Backstage was actually
outside
at this club, and the outside had a little walled patio with a bartender who served them drinks on the house, even though Mackey was still technically underage. Mackey didn’t drink until the set was over anyway—too much was riding on him not sounding like an asshole.

No one was allowed backstage between sets, so the guys got their comp drinks and kicked back in the barely faded August heat. Kell closed his eyes and honest to God
napped
, because old man Adams had run his ass off all week, making him work extra hours and shit. Jefferson was pretty close to the same state, because although Mackey had only seen him as a head by the office when he’d run by to pick the guys up, apparently old man Adams really was the asshole Grant had barely complained about during high school.

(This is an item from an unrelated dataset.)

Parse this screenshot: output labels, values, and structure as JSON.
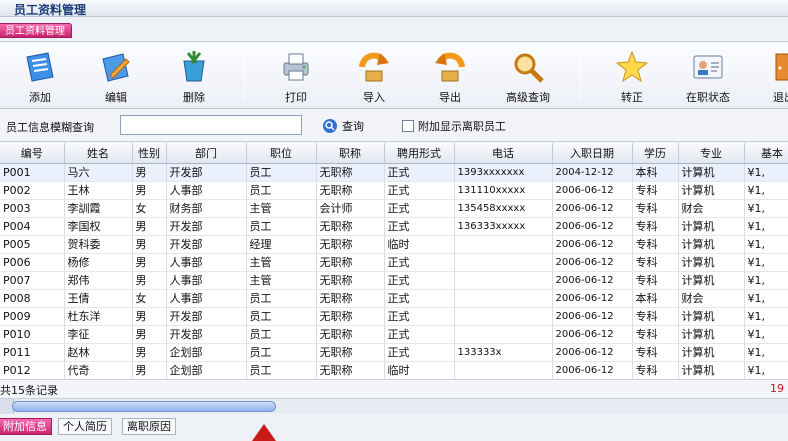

Mackey was bouncing on his toes, eyes closed, face toward the sky, running through the river song in his head, as well as “Scream” and their cover versions of “In One Ear” and “Stairway to Heaven,” because they liked to pay tribute to their roots.

The tap on his shoulder sent him corkscrewing into the stratosphere, arms flailing, legs kersplanging, and when he connected solidly with a warm body, his eyes shot open and he tripped over his own feet and fell on his ass.

The guy in the suit, rubbing his jaw, was considerably older than Mackey had been prepared for.

“I am
so
fucking sorry!” Oh God. This
had
to be the agent, and Mackey had just clocked him!